Зима была уже на исходе, когда однажды в четверг Молла Ибрагим вошел в писарскую запыхавшийся, радостно взволнованный:
— Пригласил.
— Кто пригласил?
— Хаджи Духотина! Завтра вечером.
— Иди, я не пойду.
Он застыл посреди комнаты — расхристанный, разгоряченный, ошалевший.
— Не пойдешь? Как это не пойдешь?
— Так. Не хочется.
— Постой, сделай милость. Ты, верно, не понял. Нас пригласил хаджи Духотина. В гости позвал!
— Я все слышал и понял, но идти не хочу. Что мне там делать?
— Как это, что тебе там делать, побойся бога!
Пропало все его красноречие, настойчивость, все разумные доводы. Он опустился на стул и в изумлении воззрился на меня:
— Значит, не пойдешь. А ведь нас пригласили.
— Никто и не заметит моего присутствия.
— А люди чего только не делают, чтобы попасть туда! Это ты знаешь?
— Не знаю и знать не хочу. Я бы ничего не стал делать.
— Большую ошибку делаешь, большую.
— Тебе это может повредить?
— Нет, боже сохрани. Я пекусь о твоем благе. Что ж, ты всю жизнь так и будешь мыкаться?
— А мне, честно говоря, все равно.
— Не знаю, что и сказать тебе. Вряд ли еще такой случай представится. И рассердим их.
Вид у него был грустный и испуганный. Грустный оттого, что я не принял его помощь, испуганный оттого, что я не принял их приглашения. Мне стало стыдно: сколько слов он потратил, сколько доводов придумал, сколько заискивающих улыбок выдавил, чтоб передо мной открылась неприступная крепость. И сколько потерял времени, бегая из-за меня от одного к другому. А я грубо и неблагодарно отталкиваю его заботливую руку, отказываюсь от его добросердечной помощи.

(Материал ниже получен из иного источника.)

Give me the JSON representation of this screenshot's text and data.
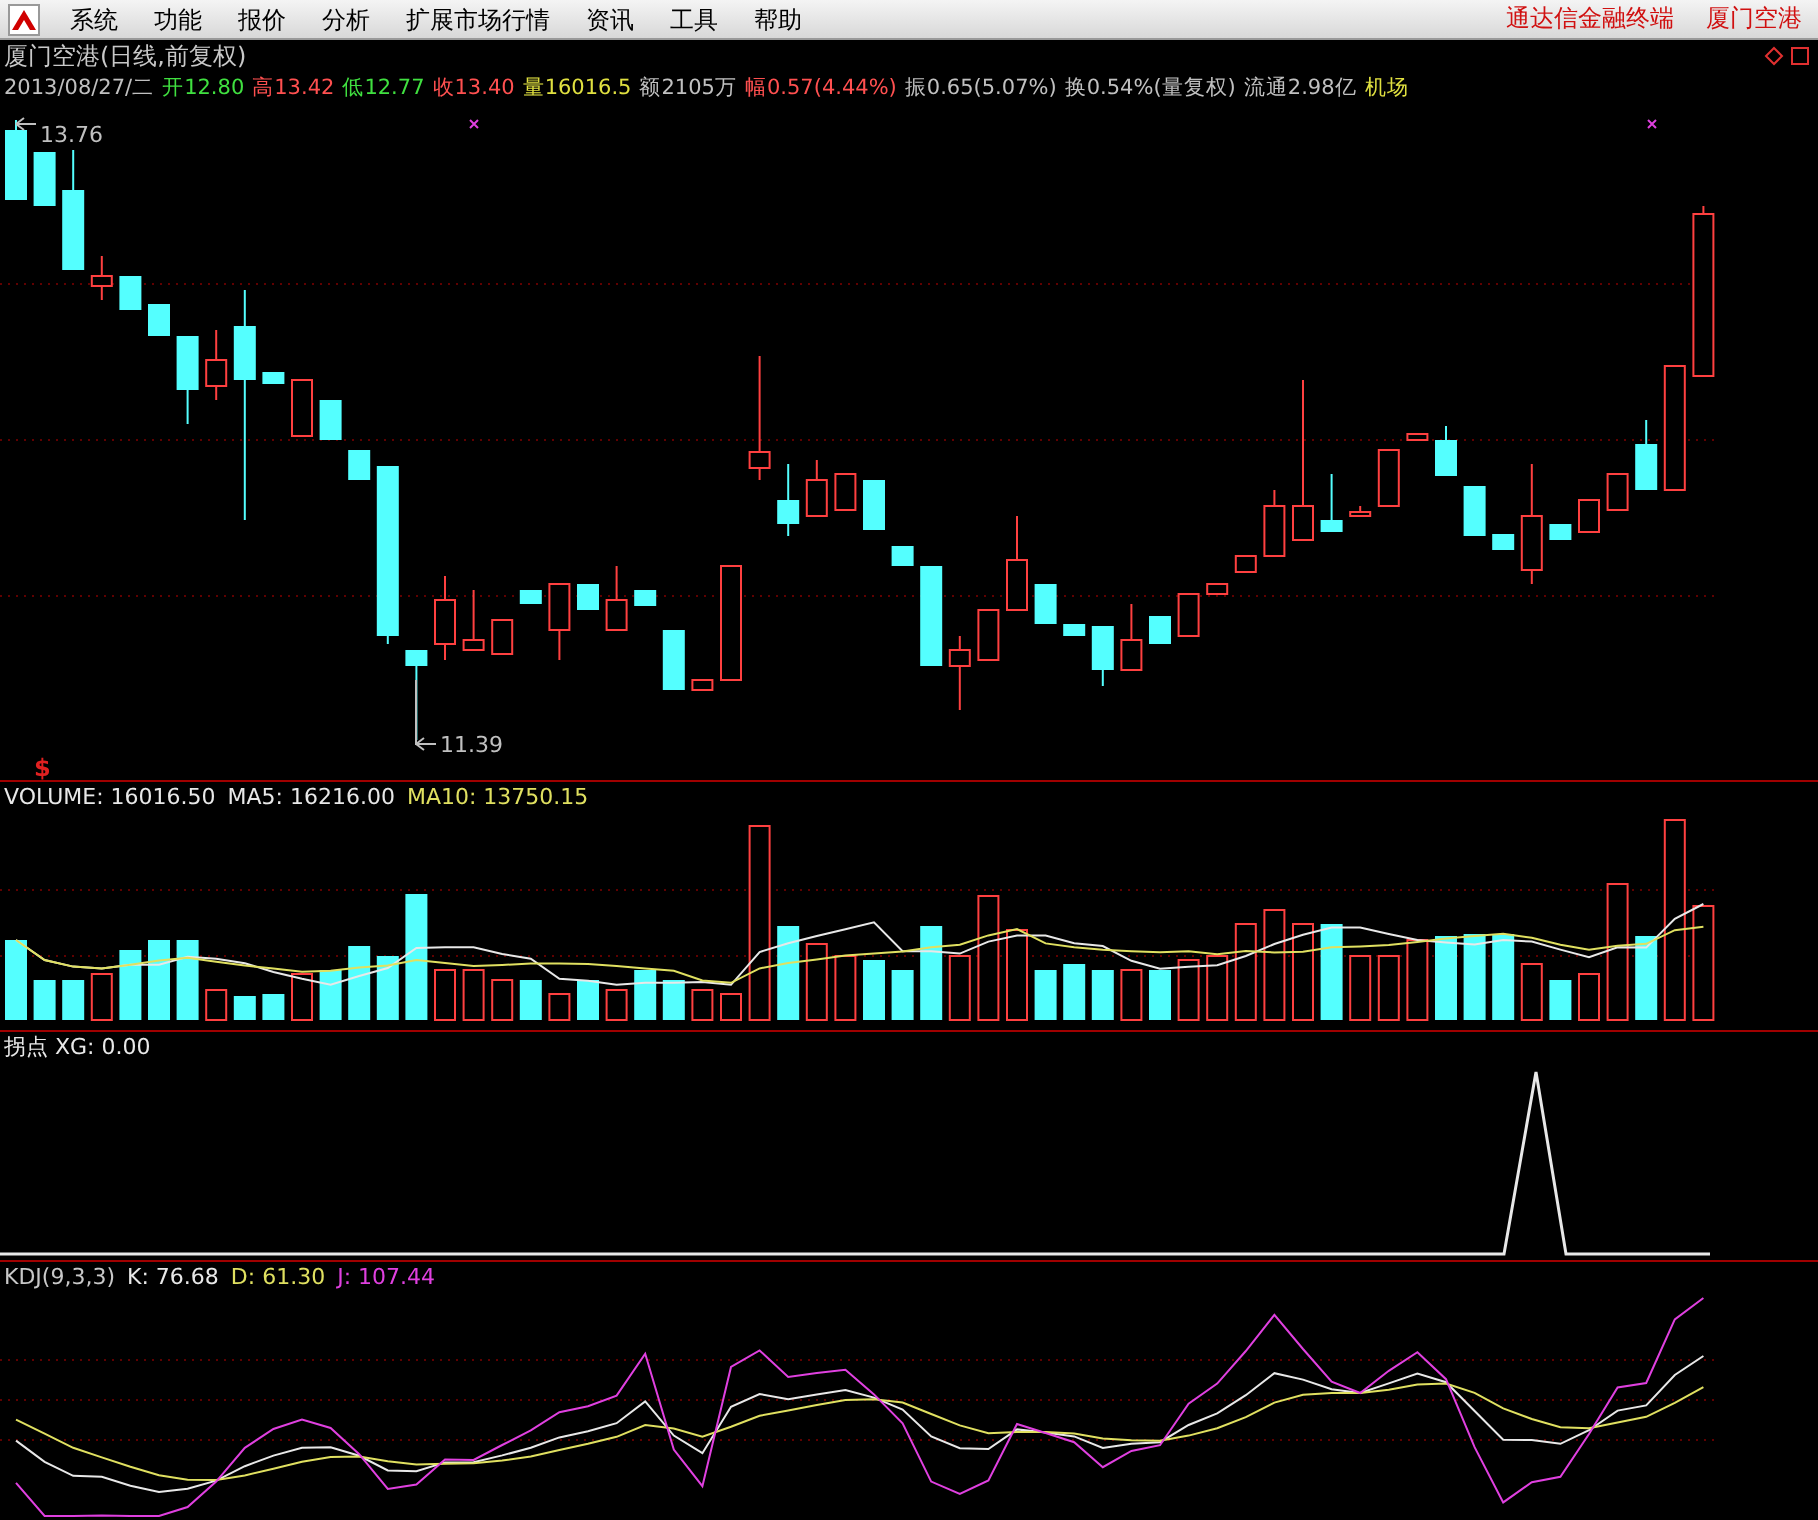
{
  "menu_bar": {
    "items": [
      "系统",
      "功能",
      "报价",
      "分析",
      "扩展市场行情",
      "资讯",
      "工具",
      "帮助"
    ],
    "right_items": [
      "通达信金融终端",
      "厦门空港"
    ]
  },
  "main_chart": {
    "title": "厦门空港(日线,前复权)",
    "quote": [
      {
        "text": "2013/08/27/二",
        "color": "#c0c0c0"
      },
      {
        "text": "开12.80",
        "color": "#40e040"
      },
      {
        "text": "高13.42",
        "color": "#ff5050"
      },
      {
        "text": "低12.77",
        "color": "#40e040"
      },
      {
        "text": "收13.40",
        "color": "#ff5050"
      },
      {
        "text": "量16016.5",
        "color": "#e0e040"
      },
      {
        "text": "额2105万",
        "color": "#c0c0c0"
      },
      {
        "text": "幅0.57(4.44%)",
        "color": "#ff5050"
      },
      {
        "text": "振0.65(5.07%)",
        "color": "#c0c0c0"
      },
      {
        "text": "换0.54%(量复权)",
        "color": "#c0c0c0"
      },
      {
        "text": "流通2.98亿",
        "color": "#c0c0c0"
      },
      {
        "text": "机场",
        "color": "#e0e040"
      }
    ],
    "high_label": "13.76",
    "low_label": "11.39",
    "marker": "$"
  },
  "volume_panel": {
    "legend": [
      {
        "text": "VOLUME: 16016.50",
        "color": "#e8e8e8"
      },
      {
        "text": "MA5: 16216.00",
        "color": "#e8e8e8"
      },
      {
        "text": "MA10: 13750.15",
        "color": "#e0e060"
      }
    ]
  },
  "xg_panel": {
    "legend": [
      {
        "text": "拐点 XG: 0.00",
        "color": "#e8e8e8"
      }
    ]
  },
  "kdj_panel": {
    "legend": [
      {
        "text": "KDJ(9,3,3)",
        "color": "#c8c8c8"
      },
      {
        "text": "K: 76.68",
        "color": "#e8e8e8"
      },
      {
        "text": "D: 61.30",
        "color": "#e0e060"
      },
      {
        "text": "J: 107.44",
        "color": "#e040e0"
      }
    ]
  }
}
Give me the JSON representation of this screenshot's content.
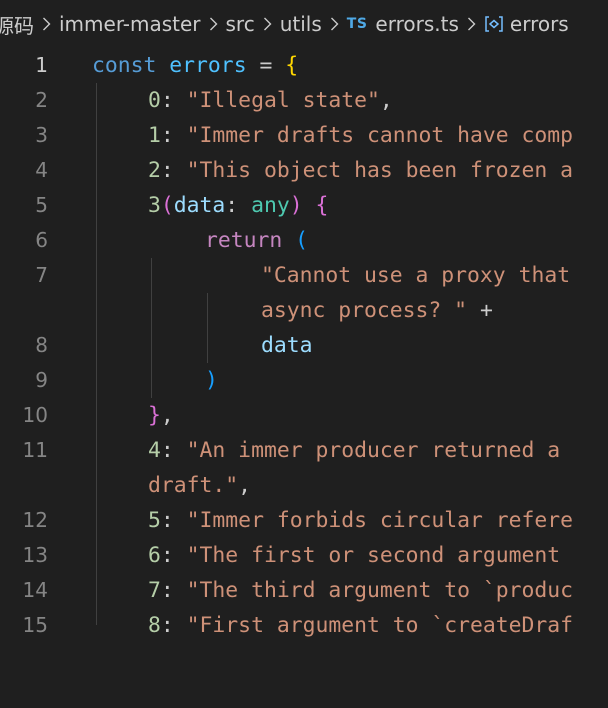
{
  "breadcrumb": {
    "items": [
      "源码",
      "immer-master",
      "src",
      "utils",
      "errors.ts",
      "errors"
    ],
    "file_icon_text": "TS",
    "symbol_icon": "variable-symbol-icon",
    "separator_icon": "chevron-right-icon"
  },
  "editor": {
    "language": "typescript",
    "active_line": 1,
    "lines": [
      {
        "ln": "1",
        "tokens": [
          "const",
          "errors",
          "=",
          "{"
        ]
      },
      {
        "ln": "2",
        "tokens": [
          "0",
          ":",
          "\"Illegal state\"",
          ","
        ]
      },
      {
        "ln": "3",
        "tokens": [
          "1",
          ":",
          "\"Immer drafts cannot have comp"
        ]
      },
      {
        "ln": "4",
        "tokens": [
          "2",
          ":",
          "\"This object has been frozen a"
        ]
      },
      {
        "ln": "5",
        "tokens": [
          "3",
          "(",
          "data",
          ":",
          "any",
          ")",
          "{"
        ]
      },
      {
        "ln": "6",
        "tokens": [
          "return",
          "("
        ]
      },
      {
        "ln": "7",
        "tokens": [
          "\"Cannot use a proxy that"
        ]
      },
      {
        "ln": "",
        "tokens": [
          "async process? \"",
          "+"
        ]
      },
      {
        "ln": "8",
        "tokens": [
          "data"
        ]
      },
      {
        "ln": "9",
        "tokens": [
          ")"
        ]
      },
      {
        "ln": "10",
        "tokens": [
          "}",
          ","
        ]
      },
      {
        "ln": "11",
        "tokens": [
          "4",
          ":",
          "\"An immer producer returned a"
        ]
      },
      {
        "ln": "",
        "tokens": [
          "draft.\"",
          ","
        ]
      },
      {
        "ln": "12",
        "tokens": [
          "5",
          ":",
          "\"Immer forbids circular refere"
        ]
      },
      {
        "ln": "13",
        "tokens": [
          "6",
          ":",
          "\"The first or second argument"
        ]
      },
      {
        "ln": "14",
        "tokens": [
          "7",
          ":",
          "\"The third argument to `produc"
        ]
      },
      {
        "ln": "15",
        "tokens": [
          "8",
          ":",
          "\"First argument to `createDraf"
        ]
      }
    ]
  },
  "colors": {
    "background": "#1f1f1f",
    "keyword": "#569cd6",
    "variable": "#4fc1ff",
    "string": "#ce9178",
    "number": "#b5cea8",
    "control": "#c586c0",
    "parameter": "#9cdcfe",
    "type": "#4ec9b0",
    "bracket_level1": "#ffd700",
    "bracket_level2": "#da70d6",
    "bracket_level3": "#179fff",
    "line_number": "#858585",
    "ts_icon": "#4fa9e6"
  }
}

И я сказал мягче, уже как бы оправдываясь:
— Скучища там будет. Я никого не знаю, да и говорить-то не сумею с такими людьми.
— А ты молчи да слушай. Это, может быть, самое лучшее. Значит, идешь?
Он оживился, опять засветился радостью. У меня не хватило духу снова его разочаровывать.
Но он тут же поглядел на меня испытующе:
— Обиделся, что раньше не позвали?
— Ничего я не обиделся. Жалко, что тебе пришлось ради меня унижаться. Не стоит того.
— Я не унижался. А ты обиделся, я тебя знаю. Из-за глупого самолюбия упустил бы такой случай!
У меня же в самом деле пропало желание идти в этот проклятый дом. Я все еще чувствовал себя солдатом из-под Хотина, несмотря на жену, несмотря на ожидаемого ребенка, несмотря на появившуюся из-за них потребность найти какой-то выход из нищеты и жалкого прозябания. Во мне еще жили непроглядные хотинские туманы, порой охватывала лютая тоска по погибшим. И вот сейчас мне предстояло лукавить, склонять голову неизвестно перед кем, и все ради того, чтоб получить место, которое обеспечило бы моей семье сносную жизнь. А после куда от стыда деваться? В душе так и останется заноза. Я человек бедный, но не побирушка. Я принял первое приглашение, не считая его ни за особую честь, ни за привилегию. А когда меня отвергли, я поставил на этом точку. Меня унизили и оскорбили (Молла Ибрагим не ошибся), и я ответил презрением, сохранив чувство собственного достоинства.
Между тем в преддверии завтрашнего празднества я начал уламывать собственную совесть. Унижаться я ни перед кем не собираюсь, однако, если подвернется случай, глупо было бы им не воспользоваться. Я понятия не имел, каким образом это могло бы произойти, и предоставлял судьбе позаботиться о моей удаче. Если случай не подвернется, я останусь в прежнем своем положении, что тоже неплохо. Я даже надеялся, что меня никто не заметит и я снова вернусь в привычную колею. И как, о чем я буду говорить с этими людьми? После Хотина я умел только глядеть на воду, слушать воробьев и писать прошения беднякам и неудачникам. Слов, а особенно умных и обходительных, у меня ни для кого не было. Кроме Тияны, с которой я вел по ночам тихие, нескончаемые разговоры. Утром я не смог бы их повторить — они были плодом ночи, нашей с ней ночи, и настолько вытекали из нашей близости, что даже утренний свет набрасывал на них сладостную пелену забвения и они исчезали в глубинах памяти до следующей ночи, когда снова выбивались на поверхность наподобие мощного подземного потока.